Specialty pharmacy is one of Express Script’s fastest growing businesses and accounts for about a third of its sales and profits, ISI Evercore analyst Ross Muken said. The company earned $4.1 billion last year on total revenue of more than $100 billion – it does not break out financial information for specialty pharmacy.
Many of the newest, most advanced medicines – including gene-based therapies and personalized cancer treatments – will be dispensed through specialty pharmacies, and Express Scripts is pitching biotech companies for exclusive arrangements.
By working as both the manufacturer’s partner who gets paid for each sale, and the pharmacy benefit manager responsible for negotiating the best price for its traditional corporate and government clients, Express Scripts is open to questions about being conflicted, industry sources and experts say.
“One could view this role as being a wonderfully catalytic: that they can help balance the views and interests of all the parties by being in this middle facilitating role. Or one could view that they have created a situation where internally they have multiple conflicts of interest, and can they manage them properly?” said Mark Trusheim, strategic director of a group of international payers and providers formed by the Massachusetts Institute of Technology to study gene therapy pricing models.
Express Scripts says it saves money for payers on Luxturna by cutting out the hospital pharmacy mark up, which is 6 percent for the government Medicare program and more for commercial business – or at least $60,000 on a $1 million drug.
Miller said the company has a firewall between its specialty pharmacy business, which serves the drugmakers, and its businesses negotiating on behalf of his clients, the payers.
“Our PBM treats our specialty pharmacy as they treat any other pharmacy in our pharmacy network,” he said. “So they are not privy to their acquisition prices or anything else, and the specialty pharmacy is not privy to the contracts that the PBM has with their payer clients or anything else.”
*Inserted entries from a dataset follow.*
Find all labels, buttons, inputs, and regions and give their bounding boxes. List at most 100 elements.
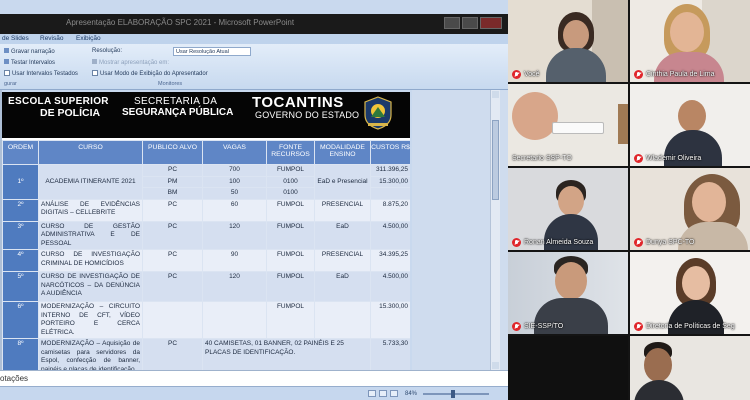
gravar-narracao-button[interactable]: Gravar narração [4,48,55,55]
cell-custo: 8.875,20 [370,198,410,222]
testar-intervalos-button[interactable]: Testar Intervalos [4,59,55,66]
participant-tile[interactable] [630,336,750,400]
cell-vagas [202,301,267,339]
window-title: Apresentação ELABORAÇÃO SPC 2021 - Micro… [66,18,295,27]
participant-tile[interactable]: Secretario SSP-TO [508,84,628,166]
cell-publico: BM [142,187,203,200]
cell-fonte: FUMPOL [266,271,315,302]
participant-face [563,20,589,50]
secretaria-line1: SECRETARIA DA [134,96,218,107]
cell-publico: PC [142,338,203,370]
participant-name: Dunya SPC-TO [646,239,695,246]
tab-revisao[interactable]: Revisão [40,35,63,42]
status-bar: 84% [0,386,508,400]
cell-modalidade: EaD e Presencial [314,164,371,200]
escola-line1: ESCOLA SUPERIOR [8,96,109,107]
muted-mic-icon [634,70,643,79]
cell-curso: MODERNIZAÇÃO – CIRCUITO INTERNO DE CFT, … [38,301,143,339]
cell-curso: ANÁLISE DE EVIDÊNCIAS DIGITAIS – CELLEBR… [38,198,143,222]
participant-tile[interactable]: SIE-SSP/TO [508,252,628,334]
usar-intervalos-label: Usar Intervalos Testados [12,71,78,77]
participant-tile[interactable]: Dunya SPC-TO [630,168,750,250]
cell-fonte: FUMPOL [266,220,315,250]
cell-curso: CURSO DE GESTÃO ADMINISTRATIVA E DE PESS… [38,220,143,250]
participant-label: Cinthia Paula de Lima [634,69,715,80]
tab-exibicao[interactable]: Exibição [76,35,101,42]
cell-ordem: 5º [2,271,39,302]
door-frame [618,104,628,144]
document-held [552,122,604,134]
cell-ordem: 6º [2,301,39,339]
tab-apresentacao[interactable]: de Slides [2,35,29,42]
table-row: 5º CURSO DE INVESTIGAÇÃO DE NARCÓTICOS –… [2,271,410,302]
ribbon: Gravar narração Testar Intervalos Usar I… [0,44,508,90]
participant-face [555,262,587,300]
gravar-narracao-label: Gravar narração [11,49,55,55]
cell-vagas: 700 [202,164,267,177]
vertical-scrollbar[interactable] [490,90,500,370]
participant-tile[interactable]: Você [508,0,628,82]
cell-publico: PC [142,271,203,302]
cell-custo: 15.300,00 [370,301,410,339]
header-ordem: ORDEM [2,140,39,165]
participant-label: Dunya SPC-TO [634,237,695,248]
participant-tile[interactable]: Wlademir Oliveira [630,84,750,166]
courses-table: ORDEM CURSO PUBLICO ALVO VAGAS FONTE REC… [2,140,410,370]
cell-vagas: 40 CAMISETAS, 01 BANNER, 02 PAINÉIS E 25… [202,338,371,370]
cell-curso: CURSO DE INVESTIGAÇÃO CRIMINAL DE HOMICÍ… [38,249,143,272]
cell-custo: 4.500,00 [370,220,410,250]
scroll-up-arrow[interactable] [492,91,499,98]
microphone-icon [4,48,9,53]
mostrar-em-label: Mostrar apresentação em: [99,60,170,66]
muted-mic-icon [512,70,521,79]
participant-face [692,182,726,222]
scrollbar-thumb[interactable] [492,120,499,200]
ribbon-tabs: de Slides Revisão Exibição [0,34,508,44]
video-gallery: Você Cinthia Paula de Lima Secretario SS… [508,0,750,400]
cell-modalidade: EaD [314,271,371,302]
participant-tile[interactable]: Ronan Almeida Souza [508,168,628,250]
cell-publico: PM [142,175,203,188]
usar-intervalos-checkbox[interactable]: Usar Intervalos Testados [4,70,78,77]
state-crest-icon [364,96,392,130]
zoom-level[interactable]: 84% [405,391,417,397]
scroll-down-arrow[interactable] [492,362,499,369]
cell-ordem: 1º [2,164,39,200]
close-button[interactable] [480,17,502,29]
cell-modalidade: PRESENCIAL [314,198,371,222]
notes-pane[interactable]: otações [0,370,508,386]
monitor-icon [92,59,97,64]
modo-apresentador-checkbox[interactable]: Usar Modo de Exibição do Apresentador [92,70,208,77]
resolucao-select[interactable]: Usar Resolução Atual [173,47,251,56]
participant-label: Secretario SSP-TO [512,153,572,164]
participant-name: Wlademir Oliveira [646,155,702,162]
participant-tile[interactable]: Diretoria de Políticas de Seg [630,252,750,334]
participant-tile[interactable]: Cinthia Paula de Lima [630,0,750,82]
zoom-slider-thumb[interactable] [451,390,455,398]
zoom-slider[interactable] [423,393,489,395]
header-vagas: VAGAS [202,140,267,165]
cell-custo [370,187,410,200]
table-row: 1º ACADEMIA ITINERANTE 2021 PC 700 FUMPO… [2,164,410,200]
cell-ordem: 2º [2,198,39,222]
cell-vagas: 50 [202,187,267,200]
secretaria-line2: SEGURANÇA PÚBLICA [122,107,234,118]
mostrar-em-select[interactable]: Mostrar apresentação em: [92,59,169,66]
cell-modalidade: EaD [314,220,371,250]
participant-label: SIE-SSP/TO [512,321,563,332]
participant-label: Wlademir Oliveira [634,153,701,164]
video-background [508,336,628,400]
governo-subtitle: GOVERNO DO ESTADO [255,110,360,120]
normal-view-button[interactable] [368,390,376,397]
sorter-view-button[interactable] [379,390,387,397]
reading-view-button[interactable] [390,390,398,397]
slide-canvas[interactable]: ESCOLA SUPERIOR DE POLÍCIA SECRETARIA DA… [2,92,410,370]
maximize-button[interactable] [462,17,478,29]
ordem-text: 1º [17,177,24,185]
tocantins-title: TOCANTINS [252,94,344,111]
minimize-button[interactable] [444,17,460,29]
participant-tile[interactable] [508,336,628,400]
participant-name: Ronan Almeida Souza [524,239,594,246]
participant-face [512,92,558,140]
cell-custo: 4.500,00 [370,271,410,302]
Beyond potential conflict concerns, there is risk in whether the gene therapies will ever make it to the public.
Spark on Aug. 7 said two patients in a small trial had an adverse immune response to an experimental hemophilia gene therapy and its shares lost more than a quarter of their value. And last month, U.S. regulators put Biogen’s gene therapy program for spinal muscular atrophy on hold, but no details were disclosed.